Eine Silbe, zwei Tore, drei Punkte

Christian Engel

Von Christian Engel

Mi, 06. Juni 2018

Hockey

Die Hockeyfrauen von 1844 Freiburg beenden die Saison mit einem Heimsieg gegen Stuttgart.

HOCKEY (chen). Oberliga Frauen: 1844 Freiburg – VfB Stuttgart 3:0. Es hat eine ganze Saison gedauert, bis das Geheimnis gelüftet wurde, weshalb 1844-Spielerin Inga Bartels auf dem Spielfeld "Inge" und nicht "Inga" gerufen werden will. Der Grund ist absolut vernünftig. Und hätte Inga nicht so vehement auf "Inge" bestanden, wäre das letzte Saisonspiel wohl nicht so hoch ausgefallen.

Zu Beginn der Partie jedenfalls spielten Inga-Inge und ihr Namenswirrwarr noch keine Rolle. Da lauerte Ada Haas wie ein Fuchs im gegnerischen Schusskreis. Und wer lauert wie ein Fuchs, kriegt irgendwann was zu fressen. Nach einem Abpraller war Haas hellwach, als wolle sie sich bei einem Energydrinkhersteller als Werbeträgerin anbieten. Als die Gegner realisierten, dass ihr Keeper eben einen Ball hatte abprallen lassen, hatte ihn Ada Haas schon versenkt, gejubelt, die Stutzen zurechtgerückt, sich wieder aufgestellt. Dann kam Stuttgart zur Besinnung.
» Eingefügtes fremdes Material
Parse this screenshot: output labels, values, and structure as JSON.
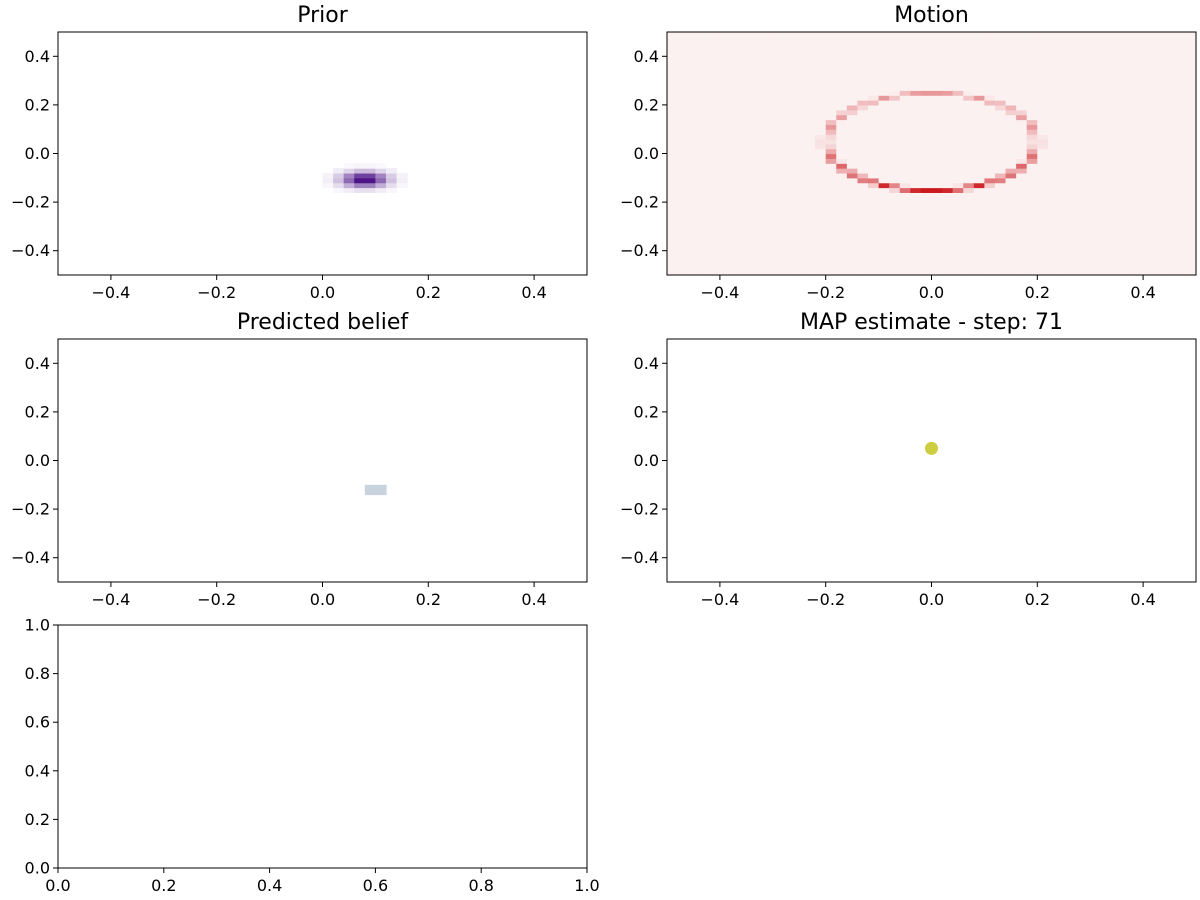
{
  "chart_data": [
    {
      "id": "prior",
      "type": "heatmap",
      "title": "Prior",
      "colormap": "Purples",
      "accent_color": "#3f007d",
      "xlim": [
        -0.5,
        0.5
      ],
      "ylim": [
        -0.5,
        0.5
      ],
      "xticks": [
        -0.4,
        -0.2,
        0.0,
        0.2,
        0.4
      ],
      "yticks": [
        -0.4,
        -0.2,
        0.0,
        0.2,
        0.4
      ],
      "xtick_labels": [
        "−0.4",
        "−0.2",
        "0.0",
        "0.2",
        "0.4"
      ],
      "ytick_labels": [
        "−0.4",
        "−0.2",
        "0.0",
        "0.2",
        "0.4"
      ],
      "peak": {
        "x": 0.08,
        "y": -0.105
      },
      "grid": false
    },
    {
      "id": "motion",
      "type": "heatmap",
      "title": "Motion",
      "colormap": "Reds",
      "accent_color": "#cb181d",
      "xlim": [
        -0.5,
        0.5
      ],
      "ylim": [
        -0.5,
        0.5
      ],
      "xticks": [
        -0.4,
        -0.2,
        0.0,
        0.2,
        0.4
      ],
      "yticks": [
        -0.4,
        -0.2,
        0.0,
        0.2,
        0.4
      ],
      "xtick_labels": [
        "−0.4",
        "−0.2",
        "0.0",
        "0.2",
        "0.4"
      ],
      "ytick_labels": [
        "−0.4",
        "−0.2",
        "0.0",
        "0.2",
        "0.4"
      ],
      "ring": {
        "cx": 0.0,
        "cy": 0.05,
        "rx": 0.2,
        "ry": 0.2
      },
      "grid": false
    },
    {
      "id": "predicted",
      "type": "heatmap",
      "title": "Predicted belief",
      "colormap": "Blues",
      "accent_color": "#08306b",
      "xlim": [
        -0.5,
        0.5
      ],
      "ylim": [
        -0.5,
        0.5
      ],
      "xticks": [
        -0.4,
        -0.2,
        0.0,
        0.2,
        0.4
      ],
      "yticks": [
        -0.4,
        -0.2,
        0.0,
        0.2,
        0.4
      ],
      "xtick_labels": [
        "−0.4",
        "−0.2",
        "0.0",
        "0.2",
        "0.4"
      ],
      "ytick_labels": [
        "−0.4",
        "−0.2",
        "0.0",
        "0.2",
        "0.4"
      ],
      "peak": {
        "x": 0.1,
        "y": -0.12
      },
      "grid": false
    },
    {
      "id": "map",
      "type": "scatter",
      "title": "MAP estimate - step: 71",
      "point_color": "#c8c82a",
      "points": [
        {
          "x": 0.0,
          "y": 0.05
        }
      ],
      "xlim": [
        -0.5,
        0.5
      ],
      "ylim": [
        -0.5,
        0.5
      ],
      "xticks": [
        -0.4,
        -0.2,
        0.0,
        0.2,
        0.4
      ],
      "yticks": [
        -0.4,
        -0.2,
        0.0,
        0.2,
        0.4
      ],
      "xtick_labels": [
        "−0.4",
        "−0.2",
        "0.0",
        "0.2",
        "0.4"
      ],
      "ytick_labels": [
        "−0.4",
        "−0.2",
        "0.0",
        "0.2",
        "0.4"
      ],
      "grid": false
    },
    {
      "id": "empty",
      "type": "line",
      "title": "",
      "series": [],
      "xlim": [
        0.0,
        1.0
      ],
      "ylim": [
        0.0,
        1.0
      ],
      "xticks": [
        0.0,
        0.2,
        0.4,
        0.6,
        0.8,
        1.0
      ],
      "yticks": [
        0.0,
        0.2,
        0.4,
        0.6,
        0.8,
        1.0
      ],
      "xtick_labels": [
        "0.0",
        "0.2",
        "0.4",
        "0.6",
        "0.8",
        "1.0"
      ],
      "ytick_labels": [
        "0.0",
        "0.2",
        "0.4",
        "0.6",
        "0.8",
        "1.0"
      ],
      "grid": false
    }
  ]
}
Und in der Tat waren die Gäste nach zehn Minuten besser im Spiel, weil Freiburg schlechter im Spiel war. Freiburg wollte es kompliziert, Stuttgart drückte ein wenig auf die Tube, 1844-Torhüterin Carlita Stauber hielt. Und dann tauchte Alltag-Inga alias Spielfeld-Inge auf.

Gegen Ende der ersten Hälfte drosch die Freiburger Innenverteidigung einen langen Ball nach vorn und rief "Inge". Die Gerufene reagierte, nahm den Ball lässig an, spielte der gegnerischen Torhüterin einen Doppelknoten in die Waden, haute das Ding ins leere Tor. In der zweiten Hälfte kombinierte sich Freiburg über rechts an den Schusskreisrand, Haas spielte den Ball quer, rief "Inge"; die Gerufene reagierte, nahm den Ball lässig an, nötigte die gegnerische Torhüterin mit Doppelknoten in den Waden zu einem Hechtsprung, der allerdings ins Leere ging – 3:0.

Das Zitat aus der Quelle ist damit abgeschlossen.